En el futuro, los recursos energéticos de la Tierra escasean. Las empresas mineras han perdido miles de millones de dólares y muchas vidas en una guerra sin sentido por el control y la explotación de la Luna. Ahora los robots rastrean el fondo marino.
El geofísico Michael Altman, destinado en una misión en la península de Yucatán, detecta extrañas fluctuaciones de gravedad dentro de un cráter. Algo pretérito y alienígena se esconde en las profundidades del océano, algo que puede beneficiar a la humanidad... o quizá no.
Altman decide llegar hasta el fondo de este misterio, un error que quizá le cueste la vida. Nadie quiere oír su teoría y el mundo se condena durante los siglos venideros. Ésta, finalmente, es su historia.
En el mundo del ocio, hay franquicias que funcionan, y otras que no. Ya sean superproducciones creadas a tal efecto; o pequeñas joyas nacidas de una buena idea y mucho trabajo. Mientras que de un juego estupendo como fue Mirror's Edge, no se supo más... otra obra nacida en las mismas fechas siguió unos derroteros muy diferentes.
La franquicia Dead Space ha dado lugar ya a cuatro videojuegos, tres cómics, dos películas de animación; y ahora, remontándonos al origen de todo: una novela. Entre las páginas del libro asistimos al inicio de todo. El protagonista, fundador de la religión dominante en la serie conocida como la Iglesia de la Unitología, aún no ha alcanzado su estatus de mesías. Será el descubrimiento de la primera Efigie (o Marker, todo depende de la traducción que encontremos) lo que de pie a que puedan nacer el resto de obras relacionadas con la saga.
Este es un movimiento que sin duda a día de hoy ya nos tomamos como natural. Desde que George Lucas popularizara el término "precuela" con su nueva trilogía de Star Wars cada vez hemos ido siendo testigos con más frecuencia de nuevas entregas que nos hacen retrodecer en el tiempo para rellenar esos huecos incompletos que las obras originales no explicaban; delibreradamente o no. En el caso que nos ocupa, aunque se aporta una cantidad de información considerable, al finalizar la novela el lector se sorprenderá (o no) planteándose nuevas dudas. Dudas que sumadas a las ya surgidas tras jugar a Dead Space y Dead Space: Extraction, haber leído sus respectivos prólogos en formato cómic, y haber visto Dead Space: Perdición; comienzan a ocupar un hueco bastante abultado en nuestras cabezas.
Ese pequeño truco de por cada respuesta, plantear dos preguntas, viene muy bien a la hora de desarrollar una trama en diferentes formatos; ya que de forma inexcusable los productos se entrelazan obligándonos a saltar de uno a otro en busca de las respuestas. Algo muy interesante para aquellos que reciben royalties por la franquicia.

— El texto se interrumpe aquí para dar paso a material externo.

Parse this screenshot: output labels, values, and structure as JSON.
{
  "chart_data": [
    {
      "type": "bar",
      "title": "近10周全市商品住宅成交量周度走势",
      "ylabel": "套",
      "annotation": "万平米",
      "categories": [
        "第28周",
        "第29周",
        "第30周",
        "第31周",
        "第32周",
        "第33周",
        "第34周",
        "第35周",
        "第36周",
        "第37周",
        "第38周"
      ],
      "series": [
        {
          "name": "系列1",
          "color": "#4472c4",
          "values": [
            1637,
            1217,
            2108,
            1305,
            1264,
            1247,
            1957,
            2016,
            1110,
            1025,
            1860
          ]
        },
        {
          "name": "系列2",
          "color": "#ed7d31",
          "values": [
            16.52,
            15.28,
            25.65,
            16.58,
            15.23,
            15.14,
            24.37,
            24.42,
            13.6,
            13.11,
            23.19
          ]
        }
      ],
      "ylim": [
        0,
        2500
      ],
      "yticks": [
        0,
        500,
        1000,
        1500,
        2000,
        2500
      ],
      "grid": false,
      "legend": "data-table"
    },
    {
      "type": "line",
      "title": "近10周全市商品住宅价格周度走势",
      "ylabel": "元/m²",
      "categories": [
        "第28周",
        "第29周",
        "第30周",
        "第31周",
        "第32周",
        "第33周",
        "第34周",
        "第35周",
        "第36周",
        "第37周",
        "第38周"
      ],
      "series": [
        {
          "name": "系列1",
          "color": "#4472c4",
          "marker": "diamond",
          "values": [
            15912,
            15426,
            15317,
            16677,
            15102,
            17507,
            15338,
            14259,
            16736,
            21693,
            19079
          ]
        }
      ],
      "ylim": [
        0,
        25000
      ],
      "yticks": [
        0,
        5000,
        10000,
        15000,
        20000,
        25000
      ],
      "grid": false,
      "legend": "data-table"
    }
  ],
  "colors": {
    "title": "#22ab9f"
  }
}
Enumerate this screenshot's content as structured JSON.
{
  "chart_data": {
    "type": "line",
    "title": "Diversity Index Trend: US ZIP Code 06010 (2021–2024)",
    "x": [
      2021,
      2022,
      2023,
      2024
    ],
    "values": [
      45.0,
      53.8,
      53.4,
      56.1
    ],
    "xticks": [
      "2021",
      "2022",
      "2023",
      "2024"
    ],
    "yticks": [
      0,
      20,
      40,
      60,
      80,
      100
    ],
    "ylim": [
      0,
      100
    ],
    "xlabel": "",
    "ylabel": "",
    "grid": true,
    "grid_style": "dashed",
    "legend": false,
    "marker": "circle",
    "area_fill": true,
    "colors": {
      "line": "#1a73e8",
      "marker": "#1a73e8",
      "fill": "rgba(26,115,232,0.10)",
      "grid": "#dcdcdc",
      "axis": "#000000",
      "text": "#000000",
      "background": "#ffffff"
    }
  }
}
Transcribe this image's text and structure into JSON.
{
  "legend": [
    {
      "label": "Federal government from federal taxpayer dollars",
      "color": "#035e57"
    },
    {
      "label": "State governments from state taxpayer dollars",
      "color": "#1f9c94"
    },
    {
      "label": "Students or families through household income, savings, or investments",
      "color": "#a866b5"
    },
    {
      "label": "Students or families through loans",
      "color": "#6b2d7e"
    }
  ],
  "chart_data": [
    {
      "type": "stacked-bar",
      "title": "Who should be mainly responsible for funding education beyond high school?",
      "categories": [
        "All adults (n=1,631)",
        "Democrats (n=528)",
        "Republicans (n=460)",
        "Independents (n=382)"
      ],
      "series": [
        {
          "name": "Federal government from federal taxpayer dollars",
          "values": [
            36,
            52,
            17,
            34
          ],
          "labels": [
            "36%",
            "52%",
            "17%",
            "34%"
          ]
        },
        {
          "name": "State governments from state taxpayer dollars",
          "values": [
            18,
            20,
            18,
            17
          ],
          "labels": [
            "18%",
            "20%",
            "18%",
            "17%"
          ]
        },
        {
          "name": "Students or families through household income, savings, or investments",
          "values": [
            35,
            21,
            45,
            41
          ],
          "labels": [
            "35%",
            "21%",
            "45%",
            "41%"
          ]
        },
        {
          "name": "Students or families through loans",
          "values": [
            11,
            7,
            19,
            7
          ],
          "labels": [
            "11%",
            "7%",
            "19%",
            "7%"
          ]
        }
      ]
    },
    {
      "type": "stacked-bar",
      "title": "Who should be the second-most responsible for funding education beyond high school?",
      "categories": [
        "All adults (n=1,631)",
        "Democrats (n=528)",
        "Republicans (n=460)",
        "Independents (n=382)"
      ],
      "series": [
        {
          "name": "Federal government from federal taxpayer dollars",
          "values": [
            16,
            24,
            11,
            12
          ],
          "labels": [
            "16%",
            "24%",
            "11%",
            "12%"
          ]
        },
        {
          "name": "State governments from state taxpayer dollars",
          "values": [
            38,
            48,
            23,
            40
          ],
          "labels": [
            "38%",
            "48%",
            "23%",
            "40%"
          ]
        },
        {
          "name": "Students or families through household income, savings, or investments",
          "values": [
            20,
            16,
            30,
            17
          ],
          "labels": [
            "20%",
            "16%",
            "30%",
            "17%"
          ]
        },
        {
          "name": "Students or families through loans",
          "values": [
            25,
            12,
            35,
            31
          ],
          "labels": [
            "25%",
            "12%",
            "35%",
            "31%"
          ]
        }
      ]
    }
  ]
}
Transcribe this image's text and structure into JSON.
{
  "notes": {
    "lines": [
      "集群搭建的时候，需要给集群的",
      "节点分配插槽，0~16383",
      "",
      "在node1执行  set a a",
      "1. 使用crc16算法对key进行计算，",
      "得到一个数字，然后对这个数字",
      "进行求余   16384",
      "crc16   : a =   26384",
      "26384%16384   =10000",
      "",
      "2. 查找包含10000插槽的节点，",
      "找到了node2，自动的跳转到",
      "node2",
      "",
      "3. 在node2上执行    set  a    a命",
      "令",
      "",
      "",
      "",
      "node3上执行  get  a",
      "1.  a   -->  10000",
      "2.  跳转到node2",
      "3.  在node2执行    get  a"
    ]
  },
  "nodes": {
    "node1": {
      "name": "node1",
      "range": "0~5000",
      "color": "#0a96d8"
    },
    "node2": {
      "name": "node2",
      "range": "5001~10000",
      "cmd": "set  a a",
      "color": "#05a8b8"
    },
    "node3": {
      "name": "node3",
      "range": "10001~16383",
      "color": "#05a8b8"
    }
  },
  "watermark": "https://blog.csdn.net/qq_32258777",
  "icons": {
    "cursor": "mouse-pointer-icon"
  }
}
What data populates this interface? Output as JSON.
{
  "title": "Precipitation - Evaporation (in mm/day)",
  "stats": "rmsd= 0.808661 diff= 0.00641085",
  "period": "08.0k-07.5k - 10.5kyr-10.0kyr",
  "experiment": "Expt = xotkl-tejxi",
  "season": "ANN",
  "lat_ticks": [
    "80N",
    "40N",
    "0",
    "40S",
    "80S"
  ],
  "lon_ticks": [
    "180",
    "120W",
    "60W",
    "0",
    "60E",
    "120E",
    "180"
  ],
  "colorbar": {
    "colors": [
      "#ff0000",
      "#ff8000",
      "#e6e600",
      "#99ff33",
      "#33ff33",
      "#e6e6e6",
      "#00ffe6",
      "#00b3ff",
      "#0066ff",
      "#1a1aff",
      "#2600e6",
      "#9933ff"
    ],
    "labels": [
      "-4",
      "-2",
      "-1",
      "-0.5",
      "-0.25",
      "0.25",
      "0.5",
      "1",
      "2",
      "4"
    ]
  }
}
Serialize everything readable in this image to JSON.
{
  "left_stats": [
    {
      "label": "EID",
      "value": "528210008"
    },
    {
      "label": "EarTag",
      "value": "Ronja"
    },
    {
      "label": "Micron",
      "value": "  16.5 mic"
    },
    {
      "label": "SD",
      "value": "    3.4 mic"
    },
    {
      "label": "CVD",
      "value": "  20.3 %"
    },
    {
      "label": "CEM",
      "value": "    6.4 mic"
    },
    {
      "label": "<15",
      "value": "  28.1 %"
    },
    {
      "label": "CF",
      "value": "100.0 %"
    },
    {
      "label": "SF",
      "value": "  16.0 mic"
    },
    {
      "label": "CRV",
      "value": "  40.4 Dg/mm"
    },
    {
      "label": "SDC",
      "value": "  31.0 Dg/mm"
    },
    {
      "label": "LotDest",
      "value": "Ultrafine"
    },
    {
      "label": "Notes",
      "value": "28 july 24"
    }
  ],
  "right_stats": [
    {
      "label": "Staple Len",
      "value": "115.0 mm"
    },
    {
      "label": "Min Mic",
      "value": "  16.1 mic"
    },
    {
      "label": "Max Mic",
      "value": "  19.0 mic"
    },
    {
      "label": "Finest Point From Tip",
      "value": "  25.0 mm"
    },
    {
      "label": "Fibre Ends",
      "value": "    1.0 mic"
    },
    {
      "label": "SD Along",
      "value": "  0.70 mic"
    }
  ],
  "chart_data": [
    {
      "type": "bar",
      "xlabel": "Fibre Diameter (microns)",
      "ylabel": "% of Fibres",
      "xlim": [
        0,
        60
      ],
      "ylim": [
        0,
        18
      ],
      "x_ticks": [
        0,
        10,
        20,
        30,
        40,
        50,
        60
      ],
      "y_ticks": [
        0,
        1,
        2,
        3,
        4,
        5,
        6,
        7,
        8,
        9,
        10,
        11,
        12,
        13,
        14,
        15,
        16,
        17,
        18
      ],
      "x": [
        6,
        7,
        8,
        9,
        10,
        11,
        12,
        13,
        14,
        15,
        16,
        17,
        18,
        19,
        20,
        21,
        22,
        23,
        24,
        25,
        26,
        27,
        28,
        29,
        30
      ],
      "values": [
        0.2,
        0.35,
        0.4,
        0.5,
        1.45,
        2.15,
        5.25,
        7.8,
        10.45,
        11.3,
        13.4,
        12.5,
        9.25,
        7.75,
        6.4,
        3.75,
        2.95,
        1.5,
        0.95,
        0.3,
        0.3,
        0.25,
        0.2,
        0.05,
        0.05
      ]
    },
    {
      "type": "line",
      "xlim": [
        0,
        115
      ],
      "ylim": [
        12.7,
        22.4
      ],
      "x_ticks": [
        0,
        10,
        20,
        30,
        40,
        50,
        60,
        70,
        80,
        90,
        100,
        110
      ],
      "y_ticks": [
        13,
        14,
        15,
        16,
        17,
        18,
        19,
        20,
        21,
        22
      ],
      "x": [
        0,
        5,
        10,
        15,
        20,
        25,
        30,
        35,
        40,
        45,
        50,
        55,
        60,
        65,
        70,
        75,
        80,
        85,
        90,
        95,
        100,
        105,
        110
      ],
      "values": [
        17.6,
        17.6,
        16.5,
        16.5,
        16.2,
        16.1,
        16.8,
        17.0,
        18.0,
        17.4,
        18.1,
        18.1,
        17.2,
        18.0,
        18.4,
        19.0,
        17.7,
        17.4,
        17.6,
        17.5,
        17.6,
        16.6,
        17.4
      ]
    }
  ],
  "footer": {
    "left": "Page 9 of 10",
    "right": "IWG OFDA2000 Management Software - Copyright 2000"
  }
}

Pero no tanto para el fan que, contento en un principio por ser esa suerte de detective que intenta juntar las piezas del rompecabezas; pero que puede llegar a cansarse si el puzzle se complica demasiado. A día de hoy podemos garantizar que la serie Dead Space goza de buena salud. El tiempo dirá si estirar demasiado el chicle les pasa factura o no.
Centrándonos ya en la novela, se antoja entrenida. Los seguidores habituales reconoceran numerosos elementos que ir encajando con lo que ya saben de entregas anteriores (o posteriores, según se mire). El ritmo es adecuado, con capítulos muy cortos (de apenas un puñado de páginas) que saltan de personaje o escenario para ir desvelando la trama. Donde en los juegos el caos se desencadena nada más comenzar, aquí el argumento se va enrevesando, cargandose de fuerza para llegar al inevitable momento que nosotros, cazadores experimentados de necromorfos vemos venir. Bastante entretenida, y como ya decimos, satisfactoria en casi su totalidad por la cantidad de información que proporciona. Quizá, en sus páginas finales la cosa se enrevese demasiado (es verdad que casa a la perfección con lo que ya sabemos) dejando numerosos cabos por atar en una futura novela, o tal vez de forma retrospectiva en Dead Space 2 (lo acabaremos comentando aquí, tranquilidad).
En definitiva, una novela muy entretenida. De obligada lectura para aquellos que sigan fielmente la serie. Poco más. Incluso como libro de los amantes del terror flojea debido a que todo rompe en los últimos compases de la historia. Si has jugado a Dead Space, y te gustó: hazte con ella rápidamente.